너무나 이쁜지혜를 통해서 당신을 존경 하게되었습니다. 언제가 될진 모르겠지만 이 글을 읽으셨으면 좋겠습니다.
어머님이 언제,어떻게 이 사이트를 찾으실진 모르겠지만,
아마도 우리의 인연이 닿는다면 이 블로그에 언젠가 한번 꼭 오시겠지요.
만약에 이글을 통해서 어머님과 연락이 닿게 된다면, 지혜가 어떻게 컸고, 어떻게 예쁘게 자랐는지 들려드리고 싶네요.
그리고 이렇게라도 연락을 계속 하게 된다면, 이렇게 예쁘고 고운 지혜를 낳아주셔서 어머님께 진심으로 감사하다고 전하고 싶어요.

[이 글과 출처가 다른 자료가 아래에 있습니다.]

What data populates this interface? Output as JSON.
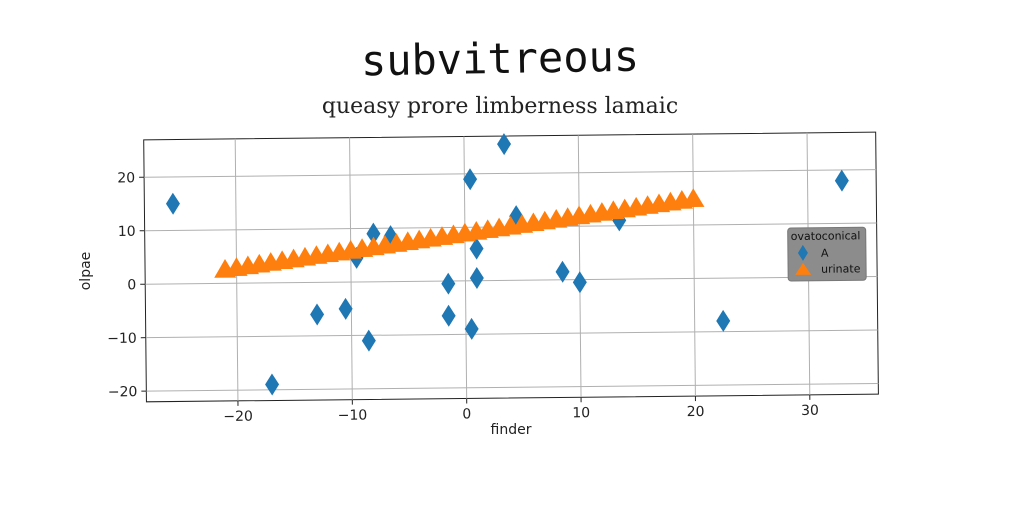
{
  "title": "subvitreous",
  "chart_data": {
    "type": "scatter",
    "title": "queasy prore limberness lamaic",
    "xlabel": "finder",
    "ylabel": "olpae",
    "xlim": [
      -28,
      36
    ],
    "ylim": [
      -22,
      27
    ],
    "xticks": [
      -20,
      -10,
      0,
      10,
      20,
      30
    ],
    "xtick_labels": [
      "−20",
      "−10",
      "0",
      "10",
      "20",
      "30"
    ],
    "yticks": [
      -20,
      -10,
      0,
      10,
      20
    ],
    "ytick_labels": [
      "−20",
      "−10",
      "0",
      "10",
      "20"
    ],
    "grid": true,
    "legend": {
      "title": "ovatoconical",
      "position": "right"
    },
    "series": [
      {
        "name": "A",
        "marker": "diamond",
        "color": "#1f77b4",
        "x": [
          -25.5,
          -17,
          -13,
          -10.5,
          -9.5,
          -8.5,
          -8,
          -6.5,
          -1.5,
          -1.5,
          0.5,
          0.5,
          1,
          1,
          3.5,
          4.5,
          8.5,
          10,
          13.5,
          22.5,
          33
        ],
        "y": [
          15,
          -19,
          -6,
          -5,
          4.5,
          -11,
          9,
          8.5,
          -0.5,
          -6.5,
          19,
          -9,
          6,
          0.5,
          25.5,
          12,
          1.5,
          -0.5,
          11,
          -8,
          18
        ]
      },
      {
        "name": "urinate",
        "marker": "triangle",
        "color": "#ff7f0e",
        "x": [
          -21,
          -20,
          -19,
          -18,
          -17,
          -16,
          -15,
          -14,
          -13,
          -12,
          -11,
          -10,
          -9,
          -8,
          -7,
          -6,
          -5,
          -4,
          -3,
          -2,
          -1,
          0,
          1,
          2,
          3,
          4,
          5,
          6,
          7,
          8,
          9,
          10,
          11,
          12,
          13,
          14,
          15,
          16,
          17,
          18,
          19,
          20
        ],
        "y": [
          2.5,
          2.8,
          3.1,
          3.4,
          3.7,
          4.0,
          4.3,
          4.6,
          4.9,
          5.2,
          5.5,
          5.8,
          6.1,
          6.4,
          6.7,
          7.0,
          7.3,
          7.6,
          7.9,
          8.2,
          8.5,
          8.8,
          9.1,
          9.4,
          9.7,
          10.0,
          10.3,
          10.6,
          10.9,
          11.2,
          11.5,
          11.8,
          12.1,
          12.4,
          12.7,
          13.0,
          13.3,
          13.6,
          13.9,
          14.2,
          14.5,
          14.8
        ]
      }
    ]
  }
}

지혜가 여태껏 성장했던 생활이나 세세한 이야기들도 들려드리고 싶네요. 만약 지혜에 관한 이야기를 다른누군가 땜에 꺼려하신다면,
비밀이나 어머님의사생활은 지켜드릴테니 너무 걱정마세요.
갓난 아기였던 지혜를 처음 본 순간부터 항상 어머님이 생각 났어요. 언제나 어머님과 어머님의 가족 행복하기를 빌요.
저의 한가지 바램이 있다면, 어머님과 연락이 되서 제 마음의 치유가 됐음 좋겠습니다.
이렇게 예쁜 딸을 저에게 인생의 큰 선물로 주셔서 항상 고맙게 생각합니다.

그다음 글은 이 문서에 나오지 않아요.